Alain Jaubert. Palettes

lundi 13 juillet 2015

La transhumance (fragments d'insularité)

"On dit que les insulaires tendent à croire qu'il n'existe d'autre réalité que la leur. C'est pour cela que les Anglais assurent que ceux qui conduisent du côté opposé c'est tout le reste du monde, pas eux. 

C'est peut-être pour cela aussi que nous, les Majorquins, pensons qu'il n'existe aucun meilleur endroit sur terre que notre île. L'insularité est une chose très étrange."  
Tomeu Seguí  (extrait -que je traduis librement- d'un recueil de témoignages d'auteurs Majorquins de bandes dessinées : Todo hombre es una isla y el diluante de tebeos, un islote -Chaque homme est une île et le dessinateur de bande dessinée, un îlot)
Sur l'autoroute de l'île
on dépasse
aussi 
des bateaux. 

dimanche 12 juillet 2015

SOUS LEURS PAVéS LA PLAGE :

policiers nordiques
actualités politiques
sagas historiques
romans érotiques
depuis qu'ils ont réservé leur chambre d'hôtel, ils ont pensé à ces jours qu'ils passent au bord de la piscine ou dans le sable, à en tourner les pages. 
Pendant ce temps, tu dresses une impatiente liste
 de 
films français, québécois, asiatiques 
d'essais philosophiques
tu attends l'hiver, 
ta saison de culture intensive. 

samedi 11 juillet 2015

Et puis en fait, non,


finalement, non, après cette fois-là, le petit blanc ne voulut plus retourner à la mer. 
Car c'eut été devoir à nouveau passer devant le champ où les molosses, même attachés, même éloignés, imposent des émotions de train fantôme à son coeur d'hirondelle. 
Alors, tous les soirs, il simule une enquête à mener, une piste à suivre, il prend des airs de détective affairé, chargé de rapporter des indices au plus vite à son patron* et me fait comprendre qu'il est temps de tourner les talons, de rentrer à la maison, de retourner au bureau, que, désolé mais je peux comprendre, quand même, il n'a pas que ça à faire que de m'emmener à la mer, lui. 

*

vendredi 10 juillet 2015

Le cabinet des rêves 235


J.C. est invitée (à l'improviste, je crois) à manger chez mes parents (mon père est à table et j'ai l'air d'être la seule à savoir que, normalement, il est mort). 
Sur la table, il n'y a, cependant, que des chips goût saucisson et des tomates marinées, préparées quelques jours avant par ma soeur et auxquelles je trouve une saveur bizarre, comme si elle n'avait pas enlevé la marinade à temps. 
Ma mère déplore, en se tournant vers mon père, qu'il y ait si peu de produits destinés aux végétariens à Auchan. 

Rêve du 15 juin 2015

jeudi 9 juillet 2015

La vie des pages (22)

Sur les tables 
les nouveautés
 Sur ma table
un café
Souvent j'y vais
en hiver, en été
mais j'aime, aussi, les rencontres inattendues, dans les bibliothèques de hasard, avec des livres qui, je crois, n'attendent plus personne
Il ne pouvait reprocher leurs terreurs à ces gens : il faut ne croire à rien pour n'avoir pas peur de la grande brousse, la nuit.
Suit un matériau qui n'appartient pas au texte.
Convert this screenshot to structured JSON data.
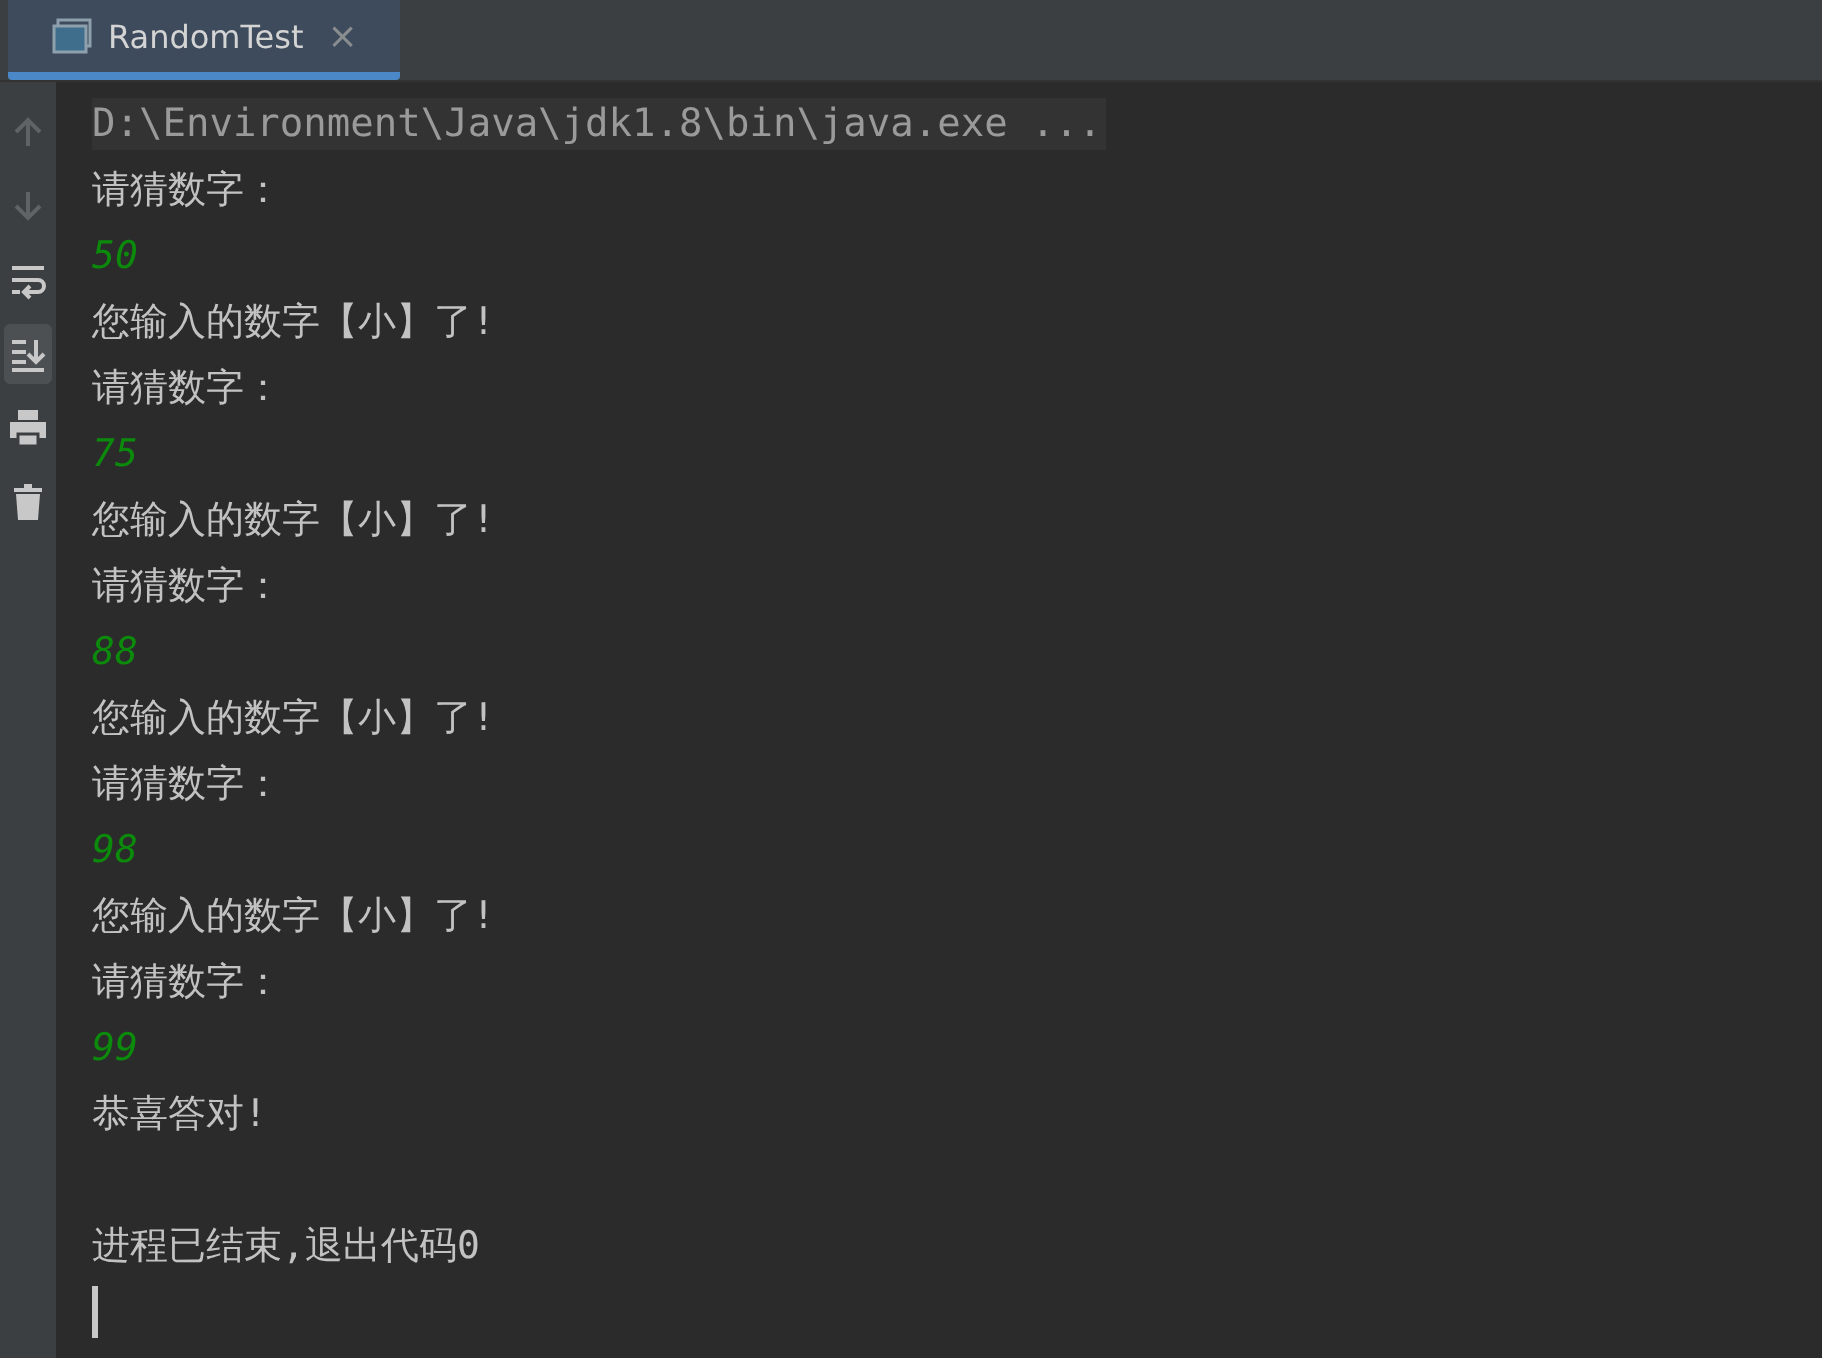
{
  "tab": {
    "title": "RandomTest",
    "selected": true,
    "close": "×"
  },
  "toolbar": [
    {
      "kind": "up",
      "disabled": true,
      "on": false
    },
    {
      "kind": "down",
      "disabled": true,
      "on": false
    },
    {
      "kind": "wrap",
      "disabled": false,
      "on": false
    },
    {
      "kind": "scroll-end",
      "disabled": false,
      "on": true
    },
    {
      "kind": "print",
      "disabled": false,
      "on": false
    },
    {
      "kind": "trash",
      "disabled": false,
      "on": false
    }
  ],
  "console": [
    {
      "kind": "command",
      "text": "D:\\Environment\\Java\\jdk1.8\\bin\\java.exe ..."
    },
    {
      "kind": "output",
      "text": "请猜数字："
    },
    {
      "kind": "input",
      "text": "50"
    },
    {
      "kind": "output",
      "text": "您输入的数字【小】了!"
    },
    {
      "kind": "output",
      "text": "请猜数字："
    },
    {
      "kind": "input",
      "text": "75"
    },
    {
      "kind": "output",
      "text": "您输入的数字【小】了!"
    },
    {
      "kind": "output",
      "text": "请猜数字："
    },
    {
      "kind": "input",
      "text": "88"
    },
    {
      "kind": "output",
      "text": "您输入的数字【小】了!"
    },
    {
      "kind": "output",
      "text": "请猜数字："
    },
    {
      "kind": "input",
      "text": "98"
    },
    {
      "kind": "output",
      "text": "您输入的数字【小】了!"
    },
    {
      "kind": "output",
      "text": "请猜数字："
    },
    {
      "kind": "input",
      "text": "99"
    },
    {
      "kind": "output",
      "text": "恭喜答对!"
    },
    {
      "kind": "blank"
    },
    {
      "kind": "output",
      "text": "进程已结束,退出代码0"
    },
    {
      "kind": "cursor"
    }
  ]
}
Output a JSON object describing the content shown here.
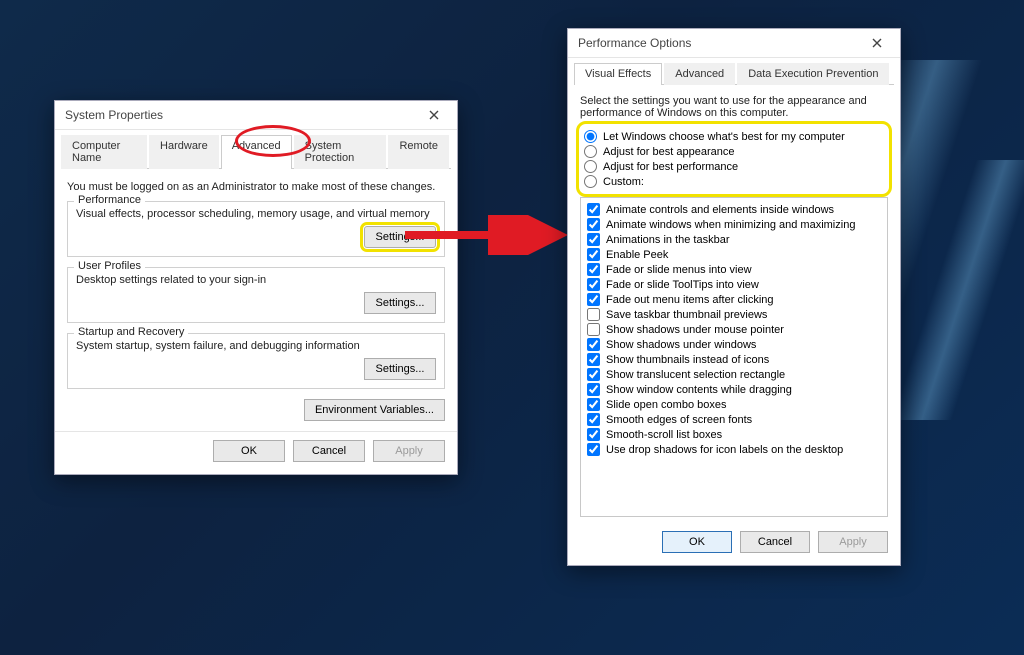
{
  "sysprops": {
    "title": "System Properties",
    "tabs": [
      "Computer Name",
      "Hardware",
      "Advanced",
      "System Protection",
      "Remote"
    ],
    "active_tab": 2,
    "admin_note": "You must be logged on as an Administrator to make most of these changes.",
    "groups": {
      "performance": {
        "legend": "Performance",
        "desc": "Visual effects, processor scheduling, memory usage, and virtual memory",
        "settings_btn": "Settings..."
      },
      "user_profiles": {
        "legend": "User Profiles",
        "desc": "Desktop settings related to your sign-in",
        "settings_btn": "Settings..."
      },
      "startup": {
        "legend": "Startup and Recovery",
        "desc": "System startup, system failure, and debugging information",
        "settings_btn": "Settings..."
      }
    },
    "env_btn": "Environment Variables...",
    "ok": "OK",
    "cancel": "Cancel",
    "apply": "Apply"
  },
  "perfopts": {
    "title": "Performance Options",
    "tabs": [
      "Visual Effects",
      "Advanced",
      "Data Execution Prevention"
    ],
    "active_tab": 0,
    "intro": "Select the settings you want to use for the appearance and performance of Windows on this computer.",
    "radios": [
      "Let Windows choose what's best for my computer",
      "Adjust for best appearance",
      "Adjust for best performance",
      "Custom:"
    ],
    "radio_selected": 0,
    "checks": [
      {
        "label": "Animate controls and elements inside windows",
        "checked": true
      },
      {
        "label": "Animate windows when minimizing and maximizing",
        "checked": true
      },
      {
        "label": "Animations in the taskbar",
        "checked": true
      },
      {
        "label": "Enable Peek",
        "checked": true
      },
      {
        "label": "Fade or slide menus into view",
        "checked": true
      },
      {
        "label": "Fade or slide ToolTips into view",
        "checked": true
      },
      {
        "label": "Fade out menu items after clicking",
        "checked": true
      },
      {
        "label": "Save taskbar thumbnail previews",
        "checked": false
      },
      {
        "label": "Show shadows under mouse pointer",
        "checked": false
      },
      {
        "label": "Show shadows under windows",
        "checked": true
      },
      {
        "label": "Show thumbnails instead of icons",
        "checked": true
      },
      {
        "label": "Show translucent selection rectangle",
        "checked": true
      },
      {
        "label": "Show window contents while dragging",
        "checked": true
      },
      {
        "label": "Slide open combo boxes",
        "checked": true
      },
      {
        "label": "Smooth edges of screen fonts",
        "checked": true
      },
      {
        "label": "Smooth-scroll list boxes",
        "checked": true
      },
      {
        "label": "Use drop shadows for icon labels on the desktop",
        "checked": true
      }
    ],
    "ok": "OK",
    "cancel": "Cancel",
    "apply": "Apply"
  }
}
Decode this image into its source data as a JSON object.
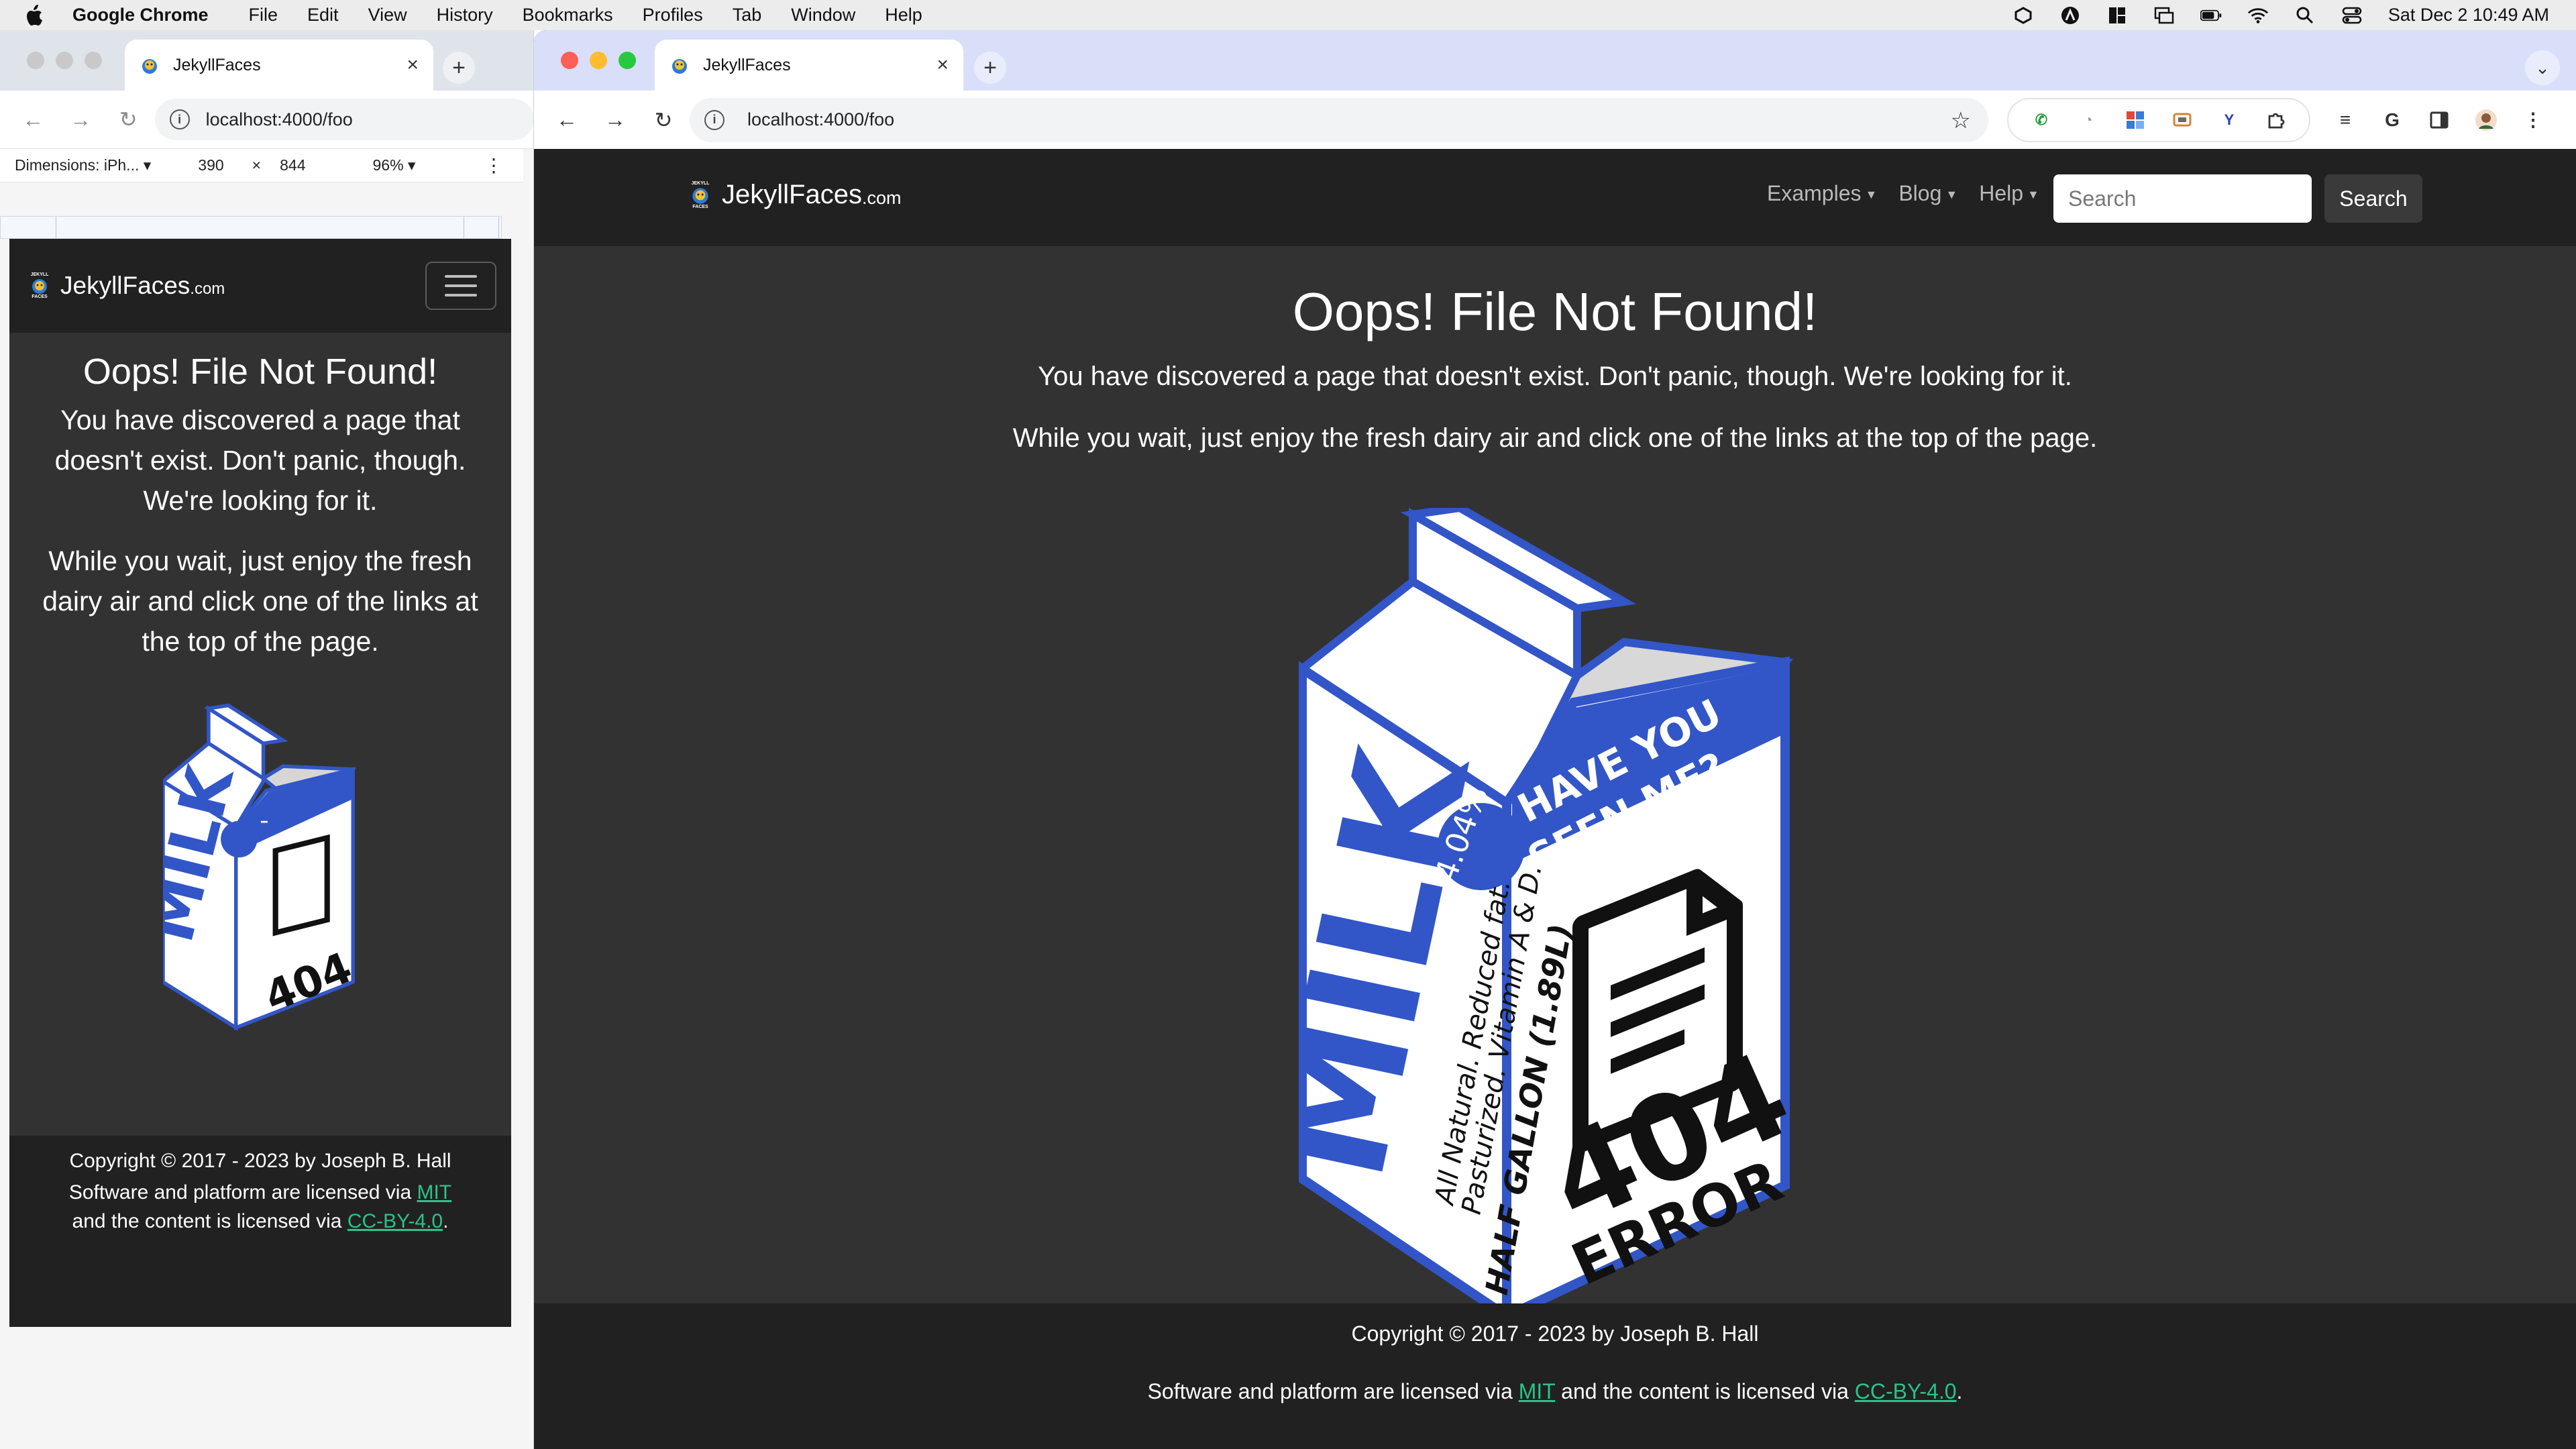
{
  "menubar": {
    "app": "Google Chrome",
    "items": [
      "File",
      "Edit",
      "View",
      "History",
      "Bookmarks",
      "Profiles",
      "Tab",
      "Window",
      "Help"
    ],
    "clock": "Sat Dec 2  10:49 AM"
  },
  "left_window": {
    "tab_title": "JekyllFaces",
    "url": "localhost:4000/foo",
    "devtools": {
      "dimensions_label": "Dimensions: iPh...",
      "width": "390",
      "times": "×",
      "height": "844",
      "zoom": "96%"
    }
  },
  "right_window": {
    "tab_title": "JekyllFaces",
    "url": "localhost:4000/foo"
  },
  "site": {
    "brand": "JekyllFaces",
    "brand_domain": ".com",
    "logo_text": "JEKYLL",
    "logo_subtext": "FACES",
    "nav": {
      "examples": "Examples",
      "blog": "Blog",
      "help": "Help"
    },
    "search_placeholder": "Search",
    "search_button": "Search",
    "heading": "Oops! File Not Found!",
    "paragraph1": "You have discovered a page that doesn't exist. Don't panic, though. We're looking for it.",
    "paragraph2": "While you wait, just enjoy the fresh dairy air and click one of the links at the top of the page.",
    "carton": {
      "milk": "MILK",
      "badge": "4.04%",
      "slogan_line1": "HAVE YOU",
      "slogan_line2": "SEEN ME?",
      "side_line1": "All Natural. Reduced fat.",
      "side_line2": "Pasturized. Vitamin A & D.",
      "side_line3": "HALF GALLON (1.89L)",
      "code": "404",
      "error": "ERROR"
    },
    "footer": {
      "copyright": "Copyright © 2017 - 2023 by Joseph B. Hall",
      "license_prefix": "Software and platform are licensed via ",
      "mit": "MIT",
      "license_middle": " and the content is licensed via ",
      "license_mid_mobile": "and the content is licensed via ",
      "cc": "CC-BY-4.0",
      "period": "."
    }
  },
  "colors": {
    "page_bg": "#323233",
    "navbar_bg": "#212121",
    "link": "#2ac38a",
    "carton_blue": "#3256c7",
    "close_red": "#fe5f57",
    "minimize_yellow": "#febc2e",
    "zoom_green": "#28c840"
  }
}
Rien dans cette forêt qui puisse captiver un esprit romanesque. Elle est complètement vide. Elle n'a jamais été humanisée, comme le furent les bois en Europe par des enchanteurs, des charbonniers et des chaumières de frangipane; personne ne s'est jamais promené sous ces arbres en pleurant sur un amour perdu, personne n'y a écouté le silence et n'a communié avec son coeur comme le firent les poètes "lakistes". D'ailleurs, on n'y trouve jamais de silence; ici, lorsqu'un homme désire se faire entendre la nuit, il faut qu'il élève la voix pour dominer le perpétuel crissement des insectes, comme s'il était au milieu de quelque montreuse usine où des milliers de machines à coudre seraient activées sans répit par des myriades d'ouvrières besogneuses. Pendant une heure environ seulement, dans la pleine chaleur de midi, le silence règne, les insectes font la sieste.
Mais si, comme ces Africains, l'on croit à quelque sorte de divinité, n'est-il pas tout aussi possible qu'un Dieu existe dans ces régions solitaires que dans les espaces vides du ciel où les hommes l'ont une fois pour toutes logé ? Il semble aujourd'hui vraisemblable que ces bois demeureront inexplorés plus longtemps que les planètes. Les cratères de la lune sont déjà mieux connus que la forêt voisine où l'on peut pénétrer, à pied, quand on le veut. L'odeur âcre et aigre de chlorophylle montant des végétaux en décomposition et de l'eau stagnante des marais s'abattit sur le visage de Querry comme le masque du dentiste. 
Graham Greene. La saison des pluies. Traduit de l'anglais par Marcelle Sibon. Editions Robert Laffont, collection "Pavillons"
et dont les publicités nichées dans les dernières pages me donnent des nouvelles de l'actualité éditoriale d'une année où j'étais loin d'être née, où de nombreux auteurs étaient loin d'être morts. 

COLLECTION "PAVILLONS"
dirigée par Armand Pierhal

La collection "Pavillons" compte aujourd'hui près de deux cents titres. Depuis le premier volume paru en 1945, elle s'est efforcée à la fois de rechercher la qualité et de stimuler chez ses lecteurs le goût de la découverte : le nombre des auteurs ne se compte plus qu'elle a lancés en France, de Graham Greene à Hans Hellmut Kirst et de Nino Buzzati à Betty Mac Donald. Le lecteur qui a lui-même le goût de la nouveauté aura toujours la possibilité de choisir entre des livres aussi divers que les romans hindous de Kamala Markandaya, Soldats inconnus, le grand livre du guerre finlandais de Vaïno Linna ou Celle qui court sur les vagues, la féerie du Russe Alexandre Grine. 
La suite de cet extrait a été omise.